Her babayiğit çıkaramaz!
25’te Abdulkadir’e çıkan kırmızı kart kolay bir kart değildi. Trabzon’da her babayiğit böyle bir kartı kolay çıkartamaz. Bitigen tereddüt dahi etmedi. Kararı kesinlikle doğruydu. Abdulkadir’in ayağı dizinden gergin, kramponun vidaları rakibe dönük, kramponun vidalarıyla ve hız alarak, rakibine zarar verecek güç transferiyle bir müdahalede bulundu. Bu kırmızı kartın tarifi gibiydi.
Eliyle oynadı
42’de Pereira sarı kartı varken, N’Sakala’nın ayağına bastı. Bu dakikada sarı kartı olan Pereira 2. sarı karttan atılsa çok daha doğru olurdu. 64’te Djalma net şekilde eliyle oynadı ve hakem de doğru bir karara imza atarak penaltı düdüğünü çaldı. 80’de bu kez VAR yardımıyla penaltı kararı verildi.
Kırmızı doğru karar
Fernandes’in Hüseyin’in yüzüne gelen elini klasik bir fauldü, beraberinde de sarı kartı gerektirirdi. Fakat verilen bu karara Fernandes sınırları zorlayacak şekilde tepki gösterince hakem de doğru bir şekilde oyundan attı. Direkt kırmızı kartla bile atabilirdi.

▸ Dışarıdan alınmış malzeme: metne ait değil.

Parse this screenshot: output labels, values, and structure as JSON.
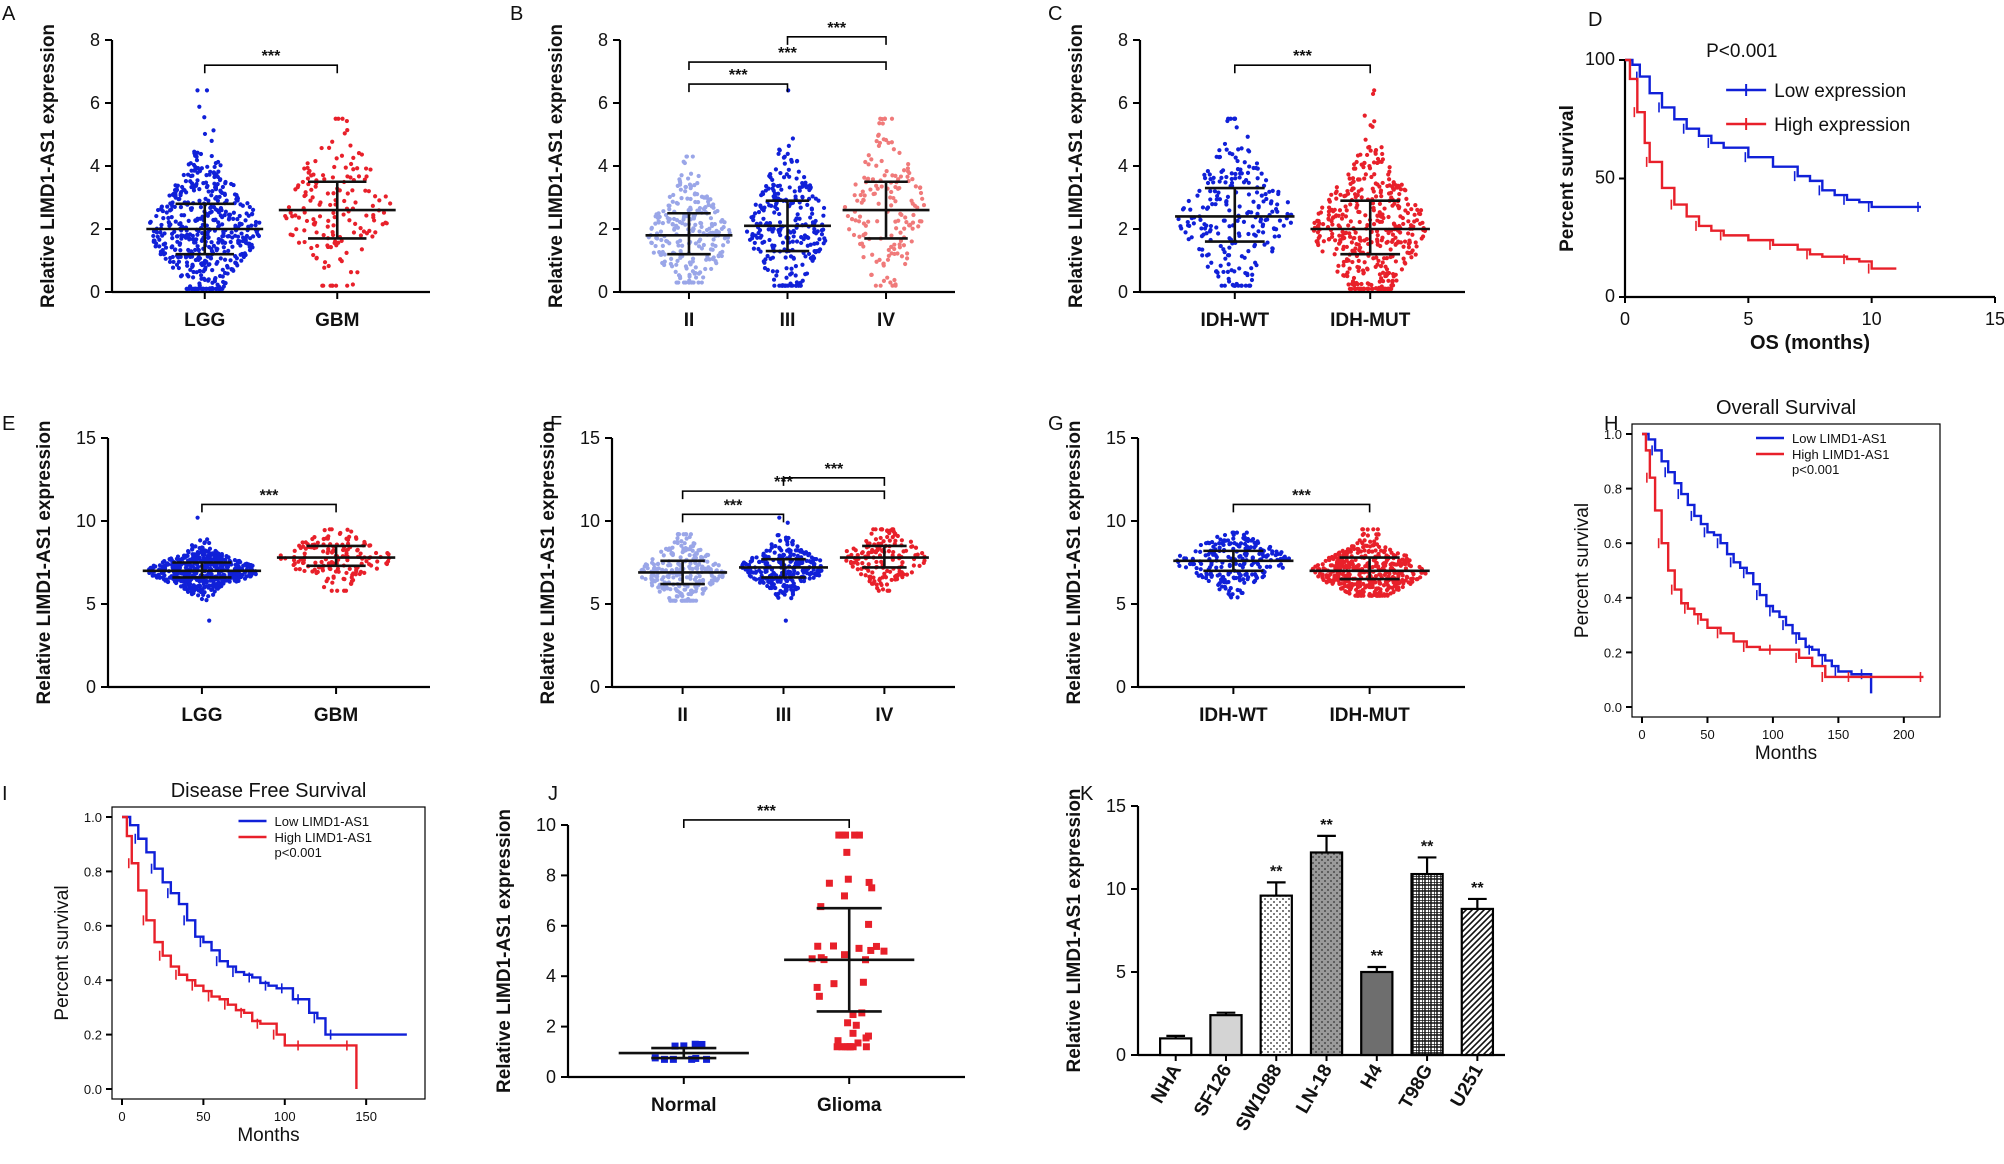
{
  "figure": {
    "description_free": true
  },
  "colors": {
    "blue": "#1020d8",
    "red": "#e8202a",
    "lightblue": "#9aa6e8",
    "pink": "#f07a7a",
    "black": "#000000"
  },
  "chart_data": [
    {
      "id": "A",
      "type": "scatter",
      "letter": "A",
      "ylabel": "Relative  LIMD1-AS1  expression",
      "xlabel": "",
      "ylim": [
        0,
        8
      ],
      "yticks": [
        0,
        2,
        4,
        6,
        8
      ],
      "categories": [
        "LGG",
        "GBM"
      ],
      "series": [
        {
          "name": "LGG",
          "color": "#1020d8",
          "median": 2.0,
          "q1": 1.2,
          "q3": 2.8,
          "min": 0.1,
          "max": 6.4,
          "n": 520
        },
        {
          "name": "GBM",
          "color": "#e8202a",
          "median": 2.6,
          "q1": 1.7,
          "q3": 3.5,
          "min": 0.2,
          "max": 5.5,
          "n": 160
        }
      ],
      "brackets": [
        {
          "from": 0,
          "to": 1,
          "y": 7.2,
          "label": "***"
        }
      ]
    },
    {
      "id": "B",
      "type": "scatter",
      "letter": "B",
      "ylabel": "Relative  LIMD1-AS1  expression",
      "xlabel": "",
      "ylim": [
        0,
        8
      ],
      "yticks": [
        0,
        2,
        4,
        6,
        8
      ],
      "categories": [
        "II",
        "III",
        "IV"
      ],
      "series": [
        {
          "name": "II",
          "color": "#9aa6e8",
          "median": 1.8,
          "q1": 1.2,
          "q3": 2.5,
          "min": 0.3,
          "max": 4.3,
          "n": 250
        },
        {
          "name": "III",
          "color": "#1020d8",
          "median": 2.1,
          "q1": 1.3,
          "q3": 2.9,
          "min": 0.2,
          "max": 6.4,
          "n": 270
        },
        {
          "name": "IV",
          "color": "#f07a7a",
          "median": 2.6,
          "q1": 1.7,
          "q3": 3.5,
          "min": 0.2,
          "max": 5.5,
          "n": 160
        }
      ],
      "brackets": [
        {
          "from": 1,
          "to": 2,
          "y": 8.1,
          "label": "***"
        },
        {
          "from": 0,
          "to": 2,
          "y": 7.3,
          "label": "***"
        },
        {
          "from": 0,
          "to": 1,
          "y": 6.6,
          "label": "***"
        }
      ]
    },
    {
      "id": "C",
      "type": "scatter",
      "letter": "C",
      "ylabel": "Relative  LIMD1-AS1  expression",
      "xlabel": "",
      "ylim": [
        0,
        8
      ],
      "yticks": [
        0,
        2,
        4,
        6,
        8
      ],
      "categories": [
        "IDH-WT",
        "IDH-MUT"
      ],
      "series": [
        {
          "name": "IDH-WT",
          "color": "#1020d8",
          "median": 2.4,
          "q1": 1.6,
          "q3": 3.3,
          "min": 0.2,
          "max": 5.5,
          "n": 240
        },
        {
          "name": "IDH-MUT",
          "color": "#e8202a",
          "median": 2.0,
          "q1": 1.2,
          "q3": 2.9,
          "min": 0.1,
          "max": 6.4,
          "n": 440
        }
      ],
      "brackets": [
        {
          "from": 0,
          "to": 1,
          "y": 7.2,
          "label": "***"
        }
      ]
    },
    {
      "id": "D",
      "type": "line",
      "letter": "D",
      "xlabel": "OS (months)",
      "ylabel": "Percent survival",
      "xlim": [
        0,
        15
      ],
      "ylim": [
        0,
        100
      ],
      "xticks": [
        0,
        5,
        10,
        15
      ],
      "yticks": [
        0,
        50,
        100
      ],
      "annotation": "P<0.001",
      "series": [
        {
          "name": "Low expression",
          "color": "#1020d8",
          "x": [
            0,
            0.3,
            0.6,
            1,
            1.5,
            2,
            2.5,
            3,
            3.5,
            4,
            5,
            6,
            7,
            7.5,
            8,
            8.5,
            9,
            9.5,
            10,
            11,
            12
          ],
          "y": [
            100,
            98,
            93,
            86,
            80,
            75,
            71,
            68,
            65,
            63,
            59,
            55,
            51,
            49,
            45,
            43,
            41,
            40,
            38,
            38,
            38
          ]
        },
        {
          "name": "High expression",
          "color": "#e8202a",
          "x": [
            0,
            0.2,
            0.5,
            0.8,
            1,
            1.5,
            2,
            2.5,
            3,
            3.5,
            4,
            5,
            6,
            7,
            7.5,
            8,
            9,
            9.5,
            10,
            11
          ],
          "y": [
            100,
            92,
            78,
            65,
            57,
            46,
            39,
            34,
            30,
            28,
            26,
            24,
            22,
            20,
            18,
            17,
            16,
            15,
            12,
            12
          ]
        }
      ]
    },
    {
      "id": "E",
      "type": "scatter",
      "letter": "E",
      "ylabel": "Relative LIMD1-AS1 expression",
      "xlabel": "",
      "ylim": [
        0,
        15
      ],
      "yticks": [
        0,
        5,
        10,
        15
      ],
      "categories": [
        "LGG",
        "GBM"
      ],
      "series": [
        {
          "name": "LGG",
          "color": "#1020d8",
          "median": 7.0,
          "q1": 6.6,
          "q3": 7.5,
          "min": 4.0,
          "max": 10.2,
          "n": 510
        },
        {
          "name": "GBM",
          "color": "#e8202a",
          "median": 7.8,
          "q1": 7.3,
          "q3": 8.5,
          "min": 5.8,
          "max": 9.5,
          "n": 160
        }
      ],
      "brackets": [
        {
          "from": 0,
          "to": 1,
          "y": 11.0,
          "label": "***"
        }
      ]
    },
    {
      "id": "F",
      "type": "scatter",
      "letter": "F",
      "ylabel": "Relative LIMD1-AS1 expression",
      "xlabel": "",
      "ylim": [
        0,
        15
      ],
      "yticks": [
        0,
        5,
        10,
        15
      ],
      "categories": [
        "II",
        "III",
        "IV"
      ],
      "series": [
        {
          "name": "II",
          "color": "#9aa6e8",
          "median": 6.9,
          "q1": 6.2,
          "q3": 7.6,
          "min": 5.2,
          "max": 9.2,
          "n": 250
        },
        {
          "name": "III",
          "color": "#1020d8",
          "median": 7.2,
          "q1": 6.6,
          "q3": 7.7,
          "min": 4.0,
          "max": 10.2,
          "n": 260
        },
        {
          "name": "IV",
          "color": "#e8202a",
          "median": 7.8,
          "q1": 7.2,
          "q3": 8.5,
          "min": 5.8,
          "max": 9.5,
          "n": 160
        }
      ],
      "brackets": [
        {
          "from": 1,
          "to": 2,
          "y": 12.6,
          "label": "***"
        },
        {
          "from": 0,
          "to": 2,
          "y": 11.8,
          "label": "***"
        },
        {
          "from": 0,
          "to": 1,
          "y": 10.4,
          "label": "***"
        }
      ]
    },
    {
      "id": "G",
      "type": "scatter",
      "letter": "G",
      "ylabel": "Relative LIMD1-AS1 expression",
      "xlabel": "",
      "ylim": [
        0,
        15
      ],
      "yticks": [
        0,
        5,
        10,
        15
      ],
      "categories": [
        "IDH-WT",
        "IDH-MUT"
      ],
      "series": [
        {
          "name": "IDH-WT",
          "color": "#1020d8",
          "median": 7.6,
          "q1": 7.0,
          "q3": 8.2,
          "min": 5.4,
          "max": 9.3,
          "n": 230
        },
        {
          "name": "IDH-MUT",
          "color": "#e8202a",
          "median": 7.0,
          "q1": 6.5,
          "q3": 7.8,
          "min": 5.5,
          "max": 9.5,
          "n": 430
        }
      ],
      "brackets": [
        {
          "from": 0,
          "to": 1,
          "y": 11.0,
          "label": "***"
        }
      ]
    },
    {
      "id": "H",
      "type": "line",
      "letter": "H",
      "title": "Overall Survival",
      "xlabel": "Months",
      "ylabel": "Percent survival",
      "xlim": [
        0,
        220
      ],
      "ylim": [
        0,
        1.0
      ],
      "xticks": [
        0,
        50,
        100,
        150,
        200
      ],
      "yticks": [
        0.0,
        0.2,
        0.4,
        0.6,
        0.8,
        1.0
      ],
      "annotation": "p<0.001",
      "series": [
        {
          "name": "Low LIMD1-AS1",
          "color": "#1020d8",
          "x": [
            0,
            5,
            10,
            15,
            20,
            25,
            30,
            35,
            40,
            45,
            50,
            55,
            60,
            65,
            70,
            75,
            80,
            85,
            90,
            95,
            100,
            105,
            110,
            115,
            120,
            125,
            130,
            135,
            140,
            145,
            150,
            160,
            170,
            175
          ],
          "y": [
            1.0,
            0.98,
            0.94,
            0.9,
            0.86,
            0.82,
            0.78,
            0.74,
            0.7,
            0.67,
            0.64,
            0.63,
            0.6,
            0.56,
            0.53,
            0.51,
            0.49,
            0.45,
            0.41,
            0.37,
            0.35,
            0.33,
            0.3,
            0.27,
            0.25,
            0.22,
            0.21,
            0.19,
            0.17,
            0.15,
            0.13,
            0.12,
            0.12,
            0.05
          ]
        },
        {
          "name": "High LIMD1-AS1",
          "color": "#e8202a",
          "x": [
            0,
            3,
            6,
            10,
            15,
            20,
            25,
            30,
            35,
            40,
            45,
            50,
            60,
            70,
            80,
            90,
            100,
            110,
            120,
            130,
            140,
            150,
            160,
            180,
            215
          ],
          "y": [
            1.0,
            0.94,
            0.84,
            0.72,
            0.6,
            0.5,
            0.43,
            0.38,
            0.36,
            0.34,
            0.32,
            0.29,
            0.27,
            0.24,
            0.22,
            0.21,
            0.21,
            0.21,
            0.18,
            0.15,
            0.11,
            0.11,
            0.11,
            0.11,
            0.11
          ]
        }
      ]
    },
    {
      "id": "I",
      "type": "line",
      "letter": "I",
      "title": "Disease Free Survival",
      "xlabel": "Months",
      "ylabel": "Percent survival",
      "xlim": [
        0,
        180
      ],
      "ylim": [
        0,
        1.0
      ],
      "xticks": [
        0,
        50,
        100,
        150
      ],
      "yticks": [
        0.0,
        0.2,
        0.4,
        0.6,
        0.8,
        1.0
      ],
      "annotation": "p<0.001",
      "series": [
        {
          "name": "Low LIMD1-AS1",
          "color": "#1020d8",
          "x": [
            0,
            5,
            10,
            15,
            20,
            25,
            30,
            35,
            40,
            45,
            50,
            55,
            60,
            65,
            70,
            75,
            80,
            85,
            90,
            95,
            100,
            105,
            110,
            115,
            120,
            125,
            130,
            175
          ],
          "y": [
            1.0,
            0.97,
            0.92,
            0.87,
            0.81,
            0.76,
            0.72,
            0.68,
            0.62,
            0.56,
            0.54,
            0.51,
            0.47,
            0.45,
            0.43,
            0.42,
            0.41,
            0.39,
            0.38,
            0.37,
            0.37,
            0.33,
            0.33,
            0.28,
            0.26,
            0.2,
            0.2,
            0.2
          ]
        },
        {
          "name": "High LIMD1-AS1",
          "color": "#e8202a",
          "x": [
            0,
            3,
            6,
            10,
            15,
            20,
            25,
            30,
            35,
            40,
            45,
            50,
            55,
            60,
            65,
            70,
            75,
            80,
            85,
            90,
            95,
            100,
            110,
            120,
            140,
            144
          ],
          "y": [
            1.0,
            0.93,
            0.83,
            0.73,
            0.62,
            0.54,
            0.49,
            0.45,
            0.42,
            0.4,
            0.38,
            0.36,
            0.34,
            0.33,
            0.31,
            0.29,
            0.28,
            0.25,
            0.24,
            0.24,
            0.2,
            0.16,
            0.16,
            0.16,
            0.16,
            0.0
          ]
        }
      ]
    },
    {
      "id": "J",
      "type": "scatter",
      "letter": "J",
      "ylabel": "Relative LIMD1-AS1 expression",
      "xlabel": "",
      "ylim": [
        0,
        10
      ],
      "yticks": [
        0,
        2,
        4,
        6,
        8,
        10
      ],
      "categories": [
        "Normal",
        "Glioma"
      ],
      "series": [
        {
          "name": "Normal",
          "color": "#1020d8",
          "median": 0.95,
          "q1": 0.75,
          "q3": 1.15,
          "min": 0.7,
          "max": 1.3,
          "n": 10
        },
        {
          "name": "Glioma",
          "color": "#e8202a",
          "median": 4.65,
          "q1": 2.6,
          "q3": 6.7,
          "min": 1.2,
          "max": 9.6,
          "n": 45
        }
      ],
      "brackets": [
        {
          "from": 0,
          "to": 1,
          "y": 10.2,
          "label": "***"
        }
      ]
    },
    {
      "id": "K",
      "type": "bar",
      "letter": "K",
      "ylabel": "Relative LIMD1-AS1 expression",
      "xlabel": "",
      "ylim": [
        0,
        15
      ],
      "yticks": [
        0,
        5,
        10,
        15
      ],
      "categories": [
        "NHA",
        "SF126",
        "SW1088",
        "LN-18",
        "H4",
        "T98G",
        "U251"
      ],
      "values": [
        1.0,
        2.4,
        9.6,
        12.2,
        5.0,
        10.9,
        8.8
      ],
      "errors": [
        0.15,
        0.15,
        0.8,
        1.0,
        0.3,
        1.0,
        0.6
      ],
      "significance": [
        "",
        "",
        "**",
        "**",
        "**",
        "**",
        "**"
      ]
    }
  ]
}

‘’Kartal'ın penaltısı verilmedi‘’
Özgür Yankaya 2 yılı aşkın süre sonra ligde bir üç büyük maçı yönetti. Başarısız bir maç çıkarttı. Maçı Beşiktaş’ın kazanması hakem adına büyük şanstı. Aksi durumda ağır eleştirilerden kurtulamazdı. 12’de Ljajic, Denizli ceza sahasında yerde kaldı. Hakemin burada devam kararının doğru olduğunu düşünüyorum. 16’da Bergdich, kramponunun vidalarıyla, Caner’e sert bir müdahalede bulundu. Bu müdahale sarı karttan fazlaydı, kırmızı çıkabilirdi. Bırakın sarı kartı, faul dahi çalınmadı. Karara isyan eden Caner kart gördü. Terazinin kefesi burada şaştı. 34’te Mustafa Yumlu’nun kolu ile Diaby’e yapmış olduğu müdahale bana göre penaltı olmalıydı. Yumlu’nun açılan kolu masum değildi.
Eğrisi doğrusuna denk geldi
67’de Sackey’in Diaby’e; arkadan, sıçrayarak ve hız alarak, kramponun vidalarıyla yaptığı; acımasız ve yaralayıcı müdahaleye sadece sarı kart çıktı. Bu pozisyonun karşılığı yüzde yüz kırmızı olmalıydı. Son dakikada Recep Niyaz’ın golü hakem tarafından iptal edildi. Aslında Sapunaru topu ayaklarının arasına sıkıştırmamıştı. Karar yanlıştı. Ancak pozisyon öncesinde topun Sapunaru’nun eline teması var, sonrasında Vida Sapunaru’ya penaltı yapıyor. Ne olursa olsun ilk ihlali yapan Sapunaru ve verilen kararda: “Eğrisi doğrusuna denk gelmiş!” oldu.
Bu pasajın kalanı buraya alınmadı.